Папа вздохнул. Он больше не прожигал мне спину взглядом, но мне казалось, он чего-то от меня ждёт. И до меня вдруг дошло, что дело могло быть вовсе не в том, что Марта выходит замуж. А в том, за кого. Что выбери Марта любого из миллионов мужчин на планете, он не воспринял бы это и на десятую долю так же болезненно, потому что этот гипотетический мужчина не был бы связан с именем моей матери.
Я выключила воду и снова повернулась к нему. Спросить или не спросить? Добить его сейчас было бы жестоко, но меня мутило от мысли, что придётся провести здесь сегодняшнюю ночь.
- Папа, - всё же решилась я, - ты не против, если сегодня я переночую у мамы?
Платье липло к потной спине. Я ведь даже душ не приняла с дороги. Тело будто опомнилось после долгой дороги, и обрушило на меня полагающиеся ему ощущения усталости и дискомфорта.

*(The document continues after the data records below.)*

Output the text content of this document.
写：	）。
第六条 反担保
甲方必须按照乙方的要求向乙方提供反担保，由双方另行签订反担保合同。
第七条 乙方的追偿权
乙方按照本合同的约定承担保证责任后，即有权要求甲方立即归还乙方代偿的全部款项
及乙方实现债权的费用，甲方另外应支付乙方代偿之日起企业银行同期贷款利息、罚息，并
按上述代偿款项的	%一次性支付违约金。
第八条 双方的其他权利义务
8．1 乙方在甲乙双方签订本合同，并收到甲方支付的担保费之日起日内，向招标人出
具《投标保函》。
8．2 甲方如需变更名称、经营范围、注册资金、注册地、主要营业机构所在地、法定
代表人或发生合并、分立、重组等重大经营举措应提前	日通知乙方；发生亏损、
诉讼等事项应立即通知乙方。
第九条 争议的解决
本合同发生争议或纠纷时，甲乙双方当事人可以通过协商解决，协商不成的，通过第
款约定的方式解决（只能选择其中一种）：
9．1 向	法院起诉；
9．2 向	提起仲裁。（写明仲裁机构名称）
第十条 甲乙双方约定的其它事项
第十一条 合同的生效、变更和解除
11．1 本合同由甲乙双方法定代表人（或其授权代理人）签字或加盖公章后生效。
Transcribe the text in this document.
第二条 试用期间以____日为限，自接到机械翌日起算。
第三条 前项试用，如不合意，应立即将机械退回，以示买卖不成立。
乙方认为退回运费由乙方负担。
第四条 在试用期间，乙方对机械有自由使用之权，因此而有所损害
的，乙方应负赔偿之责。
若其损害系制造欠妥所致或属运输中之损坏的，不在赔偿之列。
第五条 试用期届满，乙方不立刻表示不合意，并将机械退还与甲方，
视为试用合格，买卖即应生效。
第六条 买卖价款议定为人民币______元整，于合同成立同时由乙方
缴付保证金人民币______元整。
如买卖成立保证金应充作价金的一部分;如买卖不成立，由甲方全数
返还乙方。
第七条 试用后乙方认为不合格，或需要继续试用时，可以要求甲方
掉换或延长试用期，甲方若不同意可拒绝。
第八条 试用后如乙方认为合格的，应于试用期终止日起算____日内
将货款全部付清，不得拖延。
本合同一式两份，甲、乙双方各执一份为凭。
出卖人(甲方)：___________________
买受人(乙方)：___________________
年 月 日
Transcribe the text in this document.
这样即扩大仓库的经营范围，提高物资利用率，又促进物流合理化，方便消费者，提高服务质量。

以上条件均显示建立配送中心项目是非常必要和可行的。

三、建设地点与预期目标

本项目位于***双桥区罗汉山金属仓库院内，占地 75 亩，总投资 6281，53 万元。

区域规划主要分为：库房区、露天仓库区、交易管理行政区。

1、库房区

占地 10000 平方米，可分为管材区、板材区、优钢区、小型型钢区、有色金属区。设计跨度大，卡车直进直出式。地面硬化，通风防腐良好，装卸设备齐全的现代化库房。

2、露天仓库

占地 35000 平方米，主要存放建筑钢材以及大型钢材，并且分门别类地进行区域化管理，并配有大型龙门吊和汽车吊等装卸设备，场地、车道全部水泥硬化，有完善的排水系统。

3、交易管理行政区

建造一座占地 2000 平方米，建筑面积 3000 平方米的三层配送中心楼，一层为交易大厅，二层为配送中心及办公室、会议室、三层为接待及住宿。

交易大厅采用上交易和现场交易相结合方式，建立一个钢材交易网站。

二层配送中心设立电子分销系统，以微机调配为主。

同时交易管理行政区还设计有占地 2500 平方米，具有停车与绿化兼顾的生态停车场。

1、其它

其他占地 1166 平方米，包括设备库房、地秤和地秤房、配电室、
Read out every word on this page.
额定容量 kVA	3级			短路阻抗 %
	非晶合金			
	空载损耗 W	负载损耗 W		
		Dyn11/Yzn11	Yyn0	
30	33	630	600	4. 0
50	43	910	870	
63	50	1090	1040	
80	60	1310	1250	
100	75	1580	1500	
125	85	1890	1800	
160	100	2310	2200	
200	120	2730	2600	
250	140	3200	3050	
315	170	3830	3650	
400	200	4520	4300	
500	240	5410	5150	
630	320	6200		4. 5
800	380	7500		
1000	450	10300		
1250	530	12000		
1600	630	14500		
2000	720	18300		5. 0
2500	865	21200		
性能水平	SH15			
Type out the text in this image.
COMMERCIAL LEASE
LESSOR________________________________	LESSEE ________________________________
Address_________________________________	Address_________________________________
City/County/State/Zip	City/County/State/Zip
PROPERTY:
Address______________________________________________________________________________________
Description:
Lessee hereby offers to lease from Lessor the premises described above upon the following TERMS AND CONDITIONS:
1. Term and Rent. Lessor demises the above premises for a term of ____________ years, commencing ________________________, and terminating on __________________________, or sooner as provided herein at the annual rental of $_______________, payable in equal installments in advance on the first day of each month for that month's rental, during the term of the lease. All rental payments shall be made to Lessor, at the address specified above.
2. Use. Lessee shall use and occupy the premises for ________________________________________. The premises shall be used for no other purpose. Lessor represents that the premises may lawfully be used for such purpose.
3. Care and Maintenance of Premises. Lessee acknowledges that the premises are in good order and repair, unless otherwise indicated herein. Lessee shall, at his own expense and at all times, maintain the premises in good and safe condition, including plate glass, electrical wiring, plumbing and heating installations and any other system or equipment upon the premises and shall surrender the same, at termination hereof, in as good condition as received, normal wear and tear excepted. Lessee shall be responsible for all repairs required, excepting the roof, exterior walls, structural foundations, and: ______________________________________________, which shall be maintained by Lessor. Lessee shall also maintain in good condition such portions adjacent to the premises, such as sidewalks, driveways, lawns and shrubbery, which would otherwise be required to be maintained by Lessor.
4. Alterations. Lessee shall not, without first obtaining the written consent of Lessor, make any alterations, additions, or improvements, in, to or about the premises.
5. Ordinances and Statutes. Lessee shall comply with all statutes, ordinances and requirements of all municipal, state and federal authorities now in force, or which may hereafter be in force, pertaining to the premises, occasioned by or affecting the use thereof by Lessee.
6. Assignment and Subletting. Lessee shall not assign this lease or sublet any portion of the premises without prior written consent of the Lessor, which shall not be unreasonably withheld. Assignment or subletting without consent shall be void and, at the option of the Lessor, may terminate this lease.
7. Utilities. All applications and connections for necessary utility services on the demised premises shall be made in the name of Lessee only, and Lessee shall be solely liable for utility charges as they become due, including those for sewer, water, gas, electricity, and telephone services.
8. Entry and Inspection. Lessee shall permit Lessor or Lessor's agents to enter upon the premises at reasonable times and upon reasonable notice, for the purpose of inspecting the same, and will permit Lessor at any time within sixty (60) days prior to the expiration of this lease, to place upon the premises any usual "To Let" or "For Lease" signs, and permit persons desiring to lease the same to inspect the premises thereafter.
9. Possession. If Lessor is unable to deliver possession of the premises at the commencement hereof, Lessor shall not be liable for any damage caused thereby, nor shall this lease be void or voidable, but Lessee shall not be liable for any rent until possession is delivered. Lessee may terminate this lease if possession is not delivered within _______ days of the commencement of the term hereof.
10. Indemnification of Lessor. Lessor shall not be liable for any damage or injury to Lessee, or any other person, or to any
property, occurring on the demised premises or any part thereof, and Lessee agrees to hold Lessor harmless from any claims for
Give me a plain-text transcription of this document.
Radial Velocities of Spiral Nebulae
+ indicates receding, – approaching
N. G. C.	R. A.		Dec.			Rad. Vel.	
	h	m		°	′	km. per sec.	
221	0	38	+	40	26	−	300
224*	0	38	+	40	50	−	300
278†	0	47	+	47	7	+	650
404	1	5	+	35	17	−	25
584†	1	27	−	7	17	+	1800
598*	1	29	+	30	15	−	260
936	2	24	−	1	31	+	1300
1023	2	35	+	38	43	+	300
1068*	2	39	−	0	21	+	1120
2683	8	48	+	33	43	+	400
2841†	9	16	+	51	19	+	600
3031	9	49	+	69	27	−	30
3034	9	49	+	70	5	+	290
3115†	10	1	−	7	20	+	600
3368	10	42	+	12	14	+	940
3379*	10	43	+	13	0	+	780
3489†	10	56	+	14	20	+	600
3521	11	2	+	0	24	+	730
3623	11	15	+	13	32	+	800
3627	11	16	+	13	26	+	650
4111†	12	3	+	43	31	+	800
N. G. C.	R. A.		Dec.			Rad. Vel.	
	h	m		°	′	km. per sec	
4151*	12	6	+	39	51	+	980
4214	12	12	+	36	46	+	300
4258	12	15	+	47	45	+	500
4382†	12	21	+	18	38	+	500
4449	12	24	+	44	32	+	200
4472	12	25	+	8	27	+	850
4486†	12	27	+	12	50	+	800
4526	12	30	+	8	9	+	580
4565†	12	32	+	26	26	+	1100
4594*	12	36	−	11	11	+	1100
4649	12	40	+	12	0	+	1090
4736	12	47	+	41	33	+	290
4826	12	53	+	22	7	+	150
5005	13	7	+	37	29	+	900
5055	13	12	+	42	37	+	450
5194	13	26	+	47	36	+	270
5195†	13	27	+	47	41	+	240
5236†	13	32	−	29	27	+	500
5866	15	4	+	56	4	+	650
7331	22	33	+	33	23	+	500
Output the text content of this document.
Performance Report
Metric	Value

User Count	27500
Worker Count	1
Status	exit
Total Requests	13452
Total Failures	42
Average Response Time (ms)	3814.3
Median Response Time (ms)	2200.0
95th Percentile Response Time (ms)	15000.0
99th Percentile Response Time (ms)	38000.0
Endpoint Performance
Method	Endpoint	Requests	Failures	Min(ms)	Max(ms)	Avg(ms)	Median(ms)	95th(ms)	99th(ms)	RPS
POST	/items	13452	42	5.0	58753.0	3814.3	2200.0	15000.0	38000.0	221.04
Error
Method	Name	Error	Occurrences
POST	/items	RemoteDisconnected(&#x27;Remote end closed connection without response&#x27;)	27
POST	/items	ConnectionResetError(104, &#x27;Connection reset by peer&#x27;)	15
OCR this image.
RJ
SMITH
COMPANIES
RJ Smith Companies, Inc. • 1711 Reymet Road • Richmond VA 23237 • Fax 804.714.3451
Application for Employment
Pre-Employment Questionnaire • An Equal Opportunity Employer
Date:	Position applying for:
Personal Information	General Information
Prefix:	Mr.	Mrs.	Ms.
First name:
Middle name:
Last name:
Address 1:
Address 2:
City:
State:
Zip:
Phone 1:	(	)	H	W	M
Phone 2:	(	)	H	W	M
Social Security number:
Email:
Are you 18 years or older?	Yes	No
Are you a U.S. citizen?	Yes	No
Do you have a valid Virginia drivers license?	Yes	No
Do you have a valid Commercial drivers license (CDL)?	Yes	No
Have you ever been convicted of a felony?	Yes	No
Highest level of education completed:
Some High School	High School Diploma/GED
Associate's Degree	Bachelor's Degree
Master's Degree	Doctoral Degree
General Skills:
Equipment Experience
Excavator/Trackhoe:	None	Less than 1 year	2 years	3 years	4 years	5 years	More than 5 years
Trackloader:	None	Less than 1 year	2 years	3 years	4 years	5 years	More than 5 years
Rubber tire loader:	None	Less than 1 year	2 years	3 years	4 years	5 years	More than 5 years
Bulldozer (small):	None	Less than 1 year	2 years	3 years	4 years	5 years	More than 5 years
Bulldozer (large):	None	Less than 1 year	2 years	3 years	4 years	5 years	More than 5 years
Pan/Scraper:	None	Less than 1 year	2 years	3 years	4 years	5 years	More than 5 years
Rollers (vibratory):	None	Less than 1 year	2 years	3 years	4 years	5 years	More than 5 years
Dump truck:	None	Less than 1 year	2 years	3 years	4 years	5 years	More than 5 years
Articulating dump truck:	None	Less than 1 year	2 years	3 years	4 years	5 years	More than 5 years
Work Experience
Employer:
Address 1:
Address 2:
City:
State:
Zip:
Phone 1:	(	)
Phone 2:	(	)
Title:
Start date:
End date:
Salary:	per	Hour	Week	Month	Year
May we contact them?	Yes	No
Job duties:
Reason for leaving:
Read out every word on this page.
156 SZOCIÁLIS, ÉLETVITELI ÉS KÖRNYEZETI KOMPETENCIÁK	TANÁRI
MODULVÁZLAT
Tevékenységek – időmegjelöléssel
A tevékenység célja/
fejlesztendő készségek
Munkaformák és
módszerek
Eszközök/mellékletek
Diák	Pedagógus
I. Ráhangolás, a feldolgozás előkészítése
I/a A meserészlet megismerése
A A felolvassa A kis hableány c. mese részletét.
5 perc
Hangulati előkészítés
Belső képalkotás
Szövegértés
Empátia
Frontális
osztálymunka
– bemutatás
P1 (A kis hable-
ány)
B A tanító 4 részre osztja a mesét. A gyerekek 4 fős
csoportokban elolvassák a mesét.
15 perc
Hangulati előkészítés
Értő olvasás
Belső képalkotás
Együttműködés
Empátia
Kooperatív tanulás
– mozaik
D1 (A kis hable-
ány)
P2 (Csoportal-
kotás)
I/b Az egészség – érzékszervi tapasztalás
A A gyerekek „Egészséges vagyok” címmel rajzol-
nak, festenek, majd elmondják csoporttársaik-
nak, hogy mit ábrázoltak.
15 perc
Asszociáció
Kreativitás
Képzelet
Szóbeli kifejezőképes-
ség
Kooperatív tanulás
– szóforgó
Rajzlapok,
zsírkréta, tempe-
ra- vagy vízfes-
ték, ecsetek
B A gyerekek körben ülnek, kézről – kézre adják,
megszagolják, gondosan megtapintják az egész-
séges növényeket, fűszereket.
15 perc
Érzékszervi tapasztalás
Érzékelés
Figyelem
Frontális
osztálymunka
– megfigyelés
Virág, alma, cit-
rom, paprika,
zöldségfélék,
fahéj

- Нет, конечно, - ответил тот, - иди. Уборку сам закончу.
****
Мег и Чарли любили усаживать меня за фильмы ужасов, когда мы были младше. Им почему-то нравилось щекотать себе нервы. У меня после еженедельных визитов в СНЦ такой необходимости не было, но им, очевидно, было не так весело смотреть без моих истошных воплей, поэтому моё мнение в выборе фильма никогда не учитывалось. Очень скоро я, впрочем, научилась спокойно смотреть и на оторванные конечности, и на живых мертвецов, и тогда им пришлось прибегнуть к тяжёлой артиллерии. Ею стала кассета с фильмом «Пряничный домик», которую радостная Мег как-то раз притащила с проката. Мы посмотрели её тогда всего раз, но одна сцена оттуда на долгие годы стала предметом моих ночных кошмаров. Ну, когда сестрёнка утром просыпается и идёт к приютившей её старушке, чтобы узнать, где её братик. А старушка, значит, поворачивается к ней, услышав вопрос, и на лице её застывает такая приклеенная, восковая улыбка. И вот даже нет там пока кровавых ужасов. Они будут позже, когда старушка отведёт сестрёнку в подвал, и покажет, что от её братика осталось. Но именно эта кукольная улыбка тогда напугала меня до смерти.
Сейчас, дожидаясь у входа, пока мама откроет мне дверь, я невольно испытала дежа вю. Я как в замедленной съёмке смотрела сквозь стеклянную дверь, как она поворачивается ко мне, как тянет ручку на себя, как уголки её губ ползут вверх. Я едва подавила в себе желание отпрянуть, когда её лицо оказалось напротив моего.
- Сандра, - сказала она, - уже приехала? Почему не предупредила?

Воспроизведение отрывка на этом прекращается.